After six years in Dallas with Gehan, I decided to make an investment in Houston. The process was this: Fly to Houston on Southwest Airlines, rent a car, and drive around the city, stopping at land-for-sale signs, and calling the brokers who were listed.
I would go for two nights and drive around Houston, stay in these extended-stay motels, which were new at the time and cost $59 per night, would drive until it got dark at 8:45 p.m., drive back to the hotel, walk to HEB across the street, and buy a bottle of rose wine for $10, put it in the full-size fridge and let it get cold, watch television or read a book, set alarm for 7 a.m., and get back in the rental car to do it all over again the next day.
The first day I did this, I got off the plane at Hobby airport, took the van to the rental car place, got in a car, and started driving. I’d never really been to Houston, and there were so many properties for sale, I thought it must be a Houston thing. Brokers started calling me back. It worked really well, and we started to get traction.
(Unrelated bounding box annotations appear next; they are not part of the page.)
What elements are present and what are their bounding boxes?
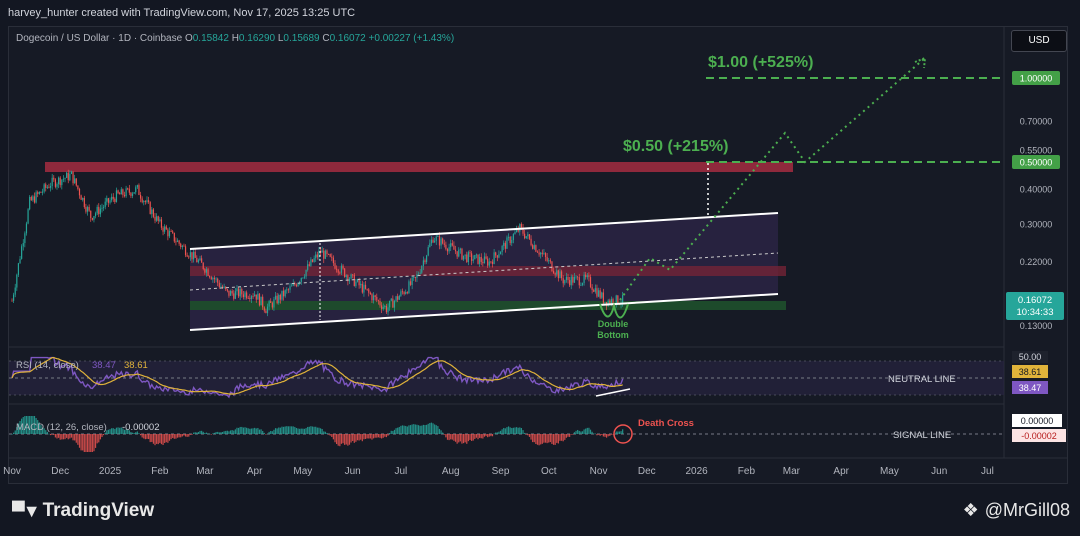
chart-credit: harvey_hunter created with TradingView.c… [8, 7, 356, 19]
brand-name: TradingView [42, 500, 155, 521]
chart-pane[interactable] [8, 26, 1068, 484]
handle-text: @MrGill08 [984, 500, 1070, 520]
symbol-legend: Dogecoin / US Dollar · 1D · Coinbase O0.… [16, 33, 454, 44]
ohlc-open: O0.15842 [184, 33, 229, 44]
tradingview-logo-icon: ▀▼ [12, 500, 41, 521]
currency-button[interactable]: USD [1011, 30, 1067, 52]
ohlc-high: H0.16290 [231, 33, 276, 44]
author-handle: ❖ @MrGill08 [963, 500, 1070, 521]
ohlc-change: +0.00227 (+1.43%) [368, 33, 455, 44]
ohlc-low: L0.15689 [277, 33, 320, 44]
tradingview-brand[interactable]: ▀▼ TradingView [12, 500, 154, 522]
ohlc-close: C0.16072 [322, 33, 366, 44]
binance-icon: ❖ [962, 500, 979, 520]
symbol-name[interactable]: Dogecoin / US Dollar · 1D · Coinbase [16, 33, 183, 44]
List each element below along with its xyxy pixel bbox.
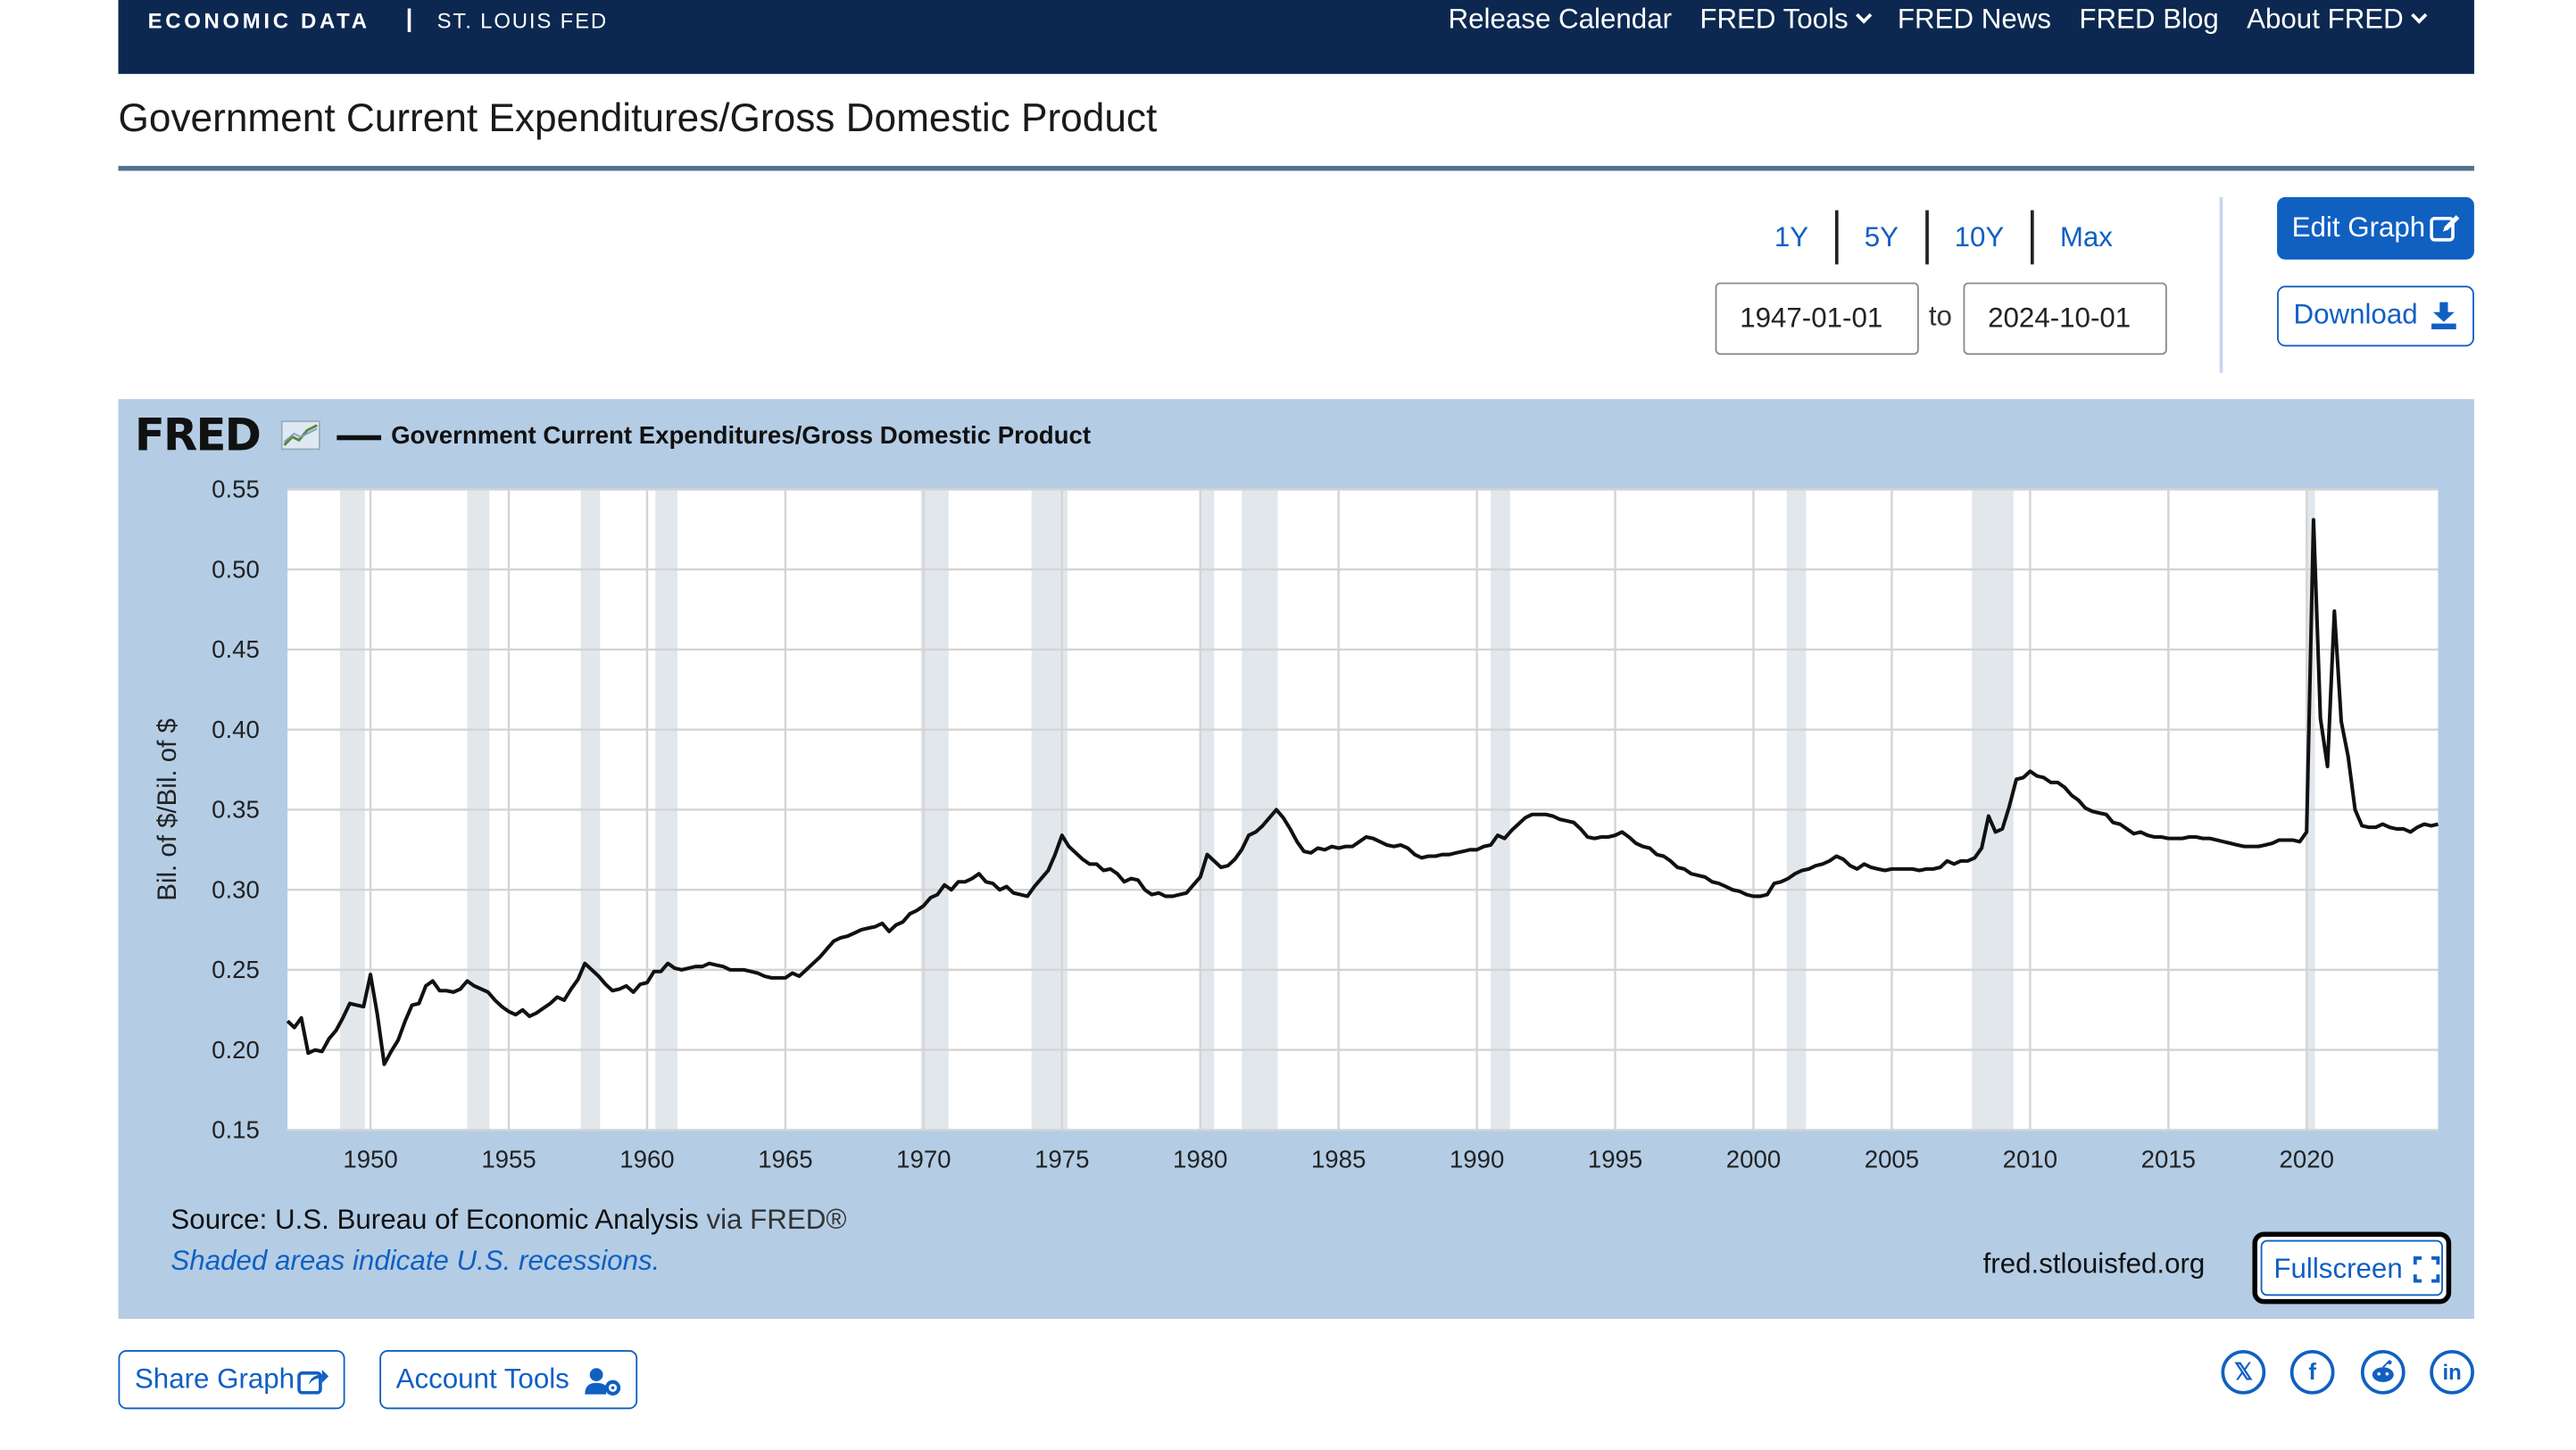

We were closing 700 houses a year in Houston after year three. Then, I realized we could do the exact same thing in Austin. Houses in our market position all looked the same as they were in Dallas. I realized I could take our floor plans and do that in Houston, Austin, San Antonio.
So when I started GFO Home, it was my fifth startup. All I did was pick a different market segment. This time I was flying around in my Challenger and ordering more expensive wine at dinner than what I got at the HEB across from my extended-stay hotel in Houston.
BUILDER: Then, the pandemic hits. How has the company handled the ups and downs since early 2020?
Gehan: The first month or two we had a similar emotional reaction to what everybody had: What is this leading to? The first business thought that I had was that we don’t own a lot of assets because we’re new. So our balance sheet was not going to suffer even with a huge asset price decline. We had a lot of cash and not a lot of debt. Two months into the pandemic we started getting opportunities to buy assets in Austin from public home builders who were shedding assets, and that’s what started our incredible growth. We bought every asset that fit our market. While other companies were laying off employees and selling assets, we went from one employee to 135 employees in four years. So the pandemic really super-charged our growth.
BUILDER: The company has now expanded from Austin to Dallas. What are your goals for the company moving forward?
Gehan: We’ve made an investment in Houston on GFO’s first master-planned community, Fulshear Lakes, and we’re going to open our Houston office in the next 12 months. Our first goal is to have 1% market share in Austin, Dallas, and Houston. Why 1%? It’s the lowest number I could think of. You can’t start a meeting and say our goal is to have 0% market share. At today’s current math, with 1% market share in Austin, Dallas, and Houston, GFO would be valued at $2 billion. We’re absolutely not going beyond the three major cities in Texas.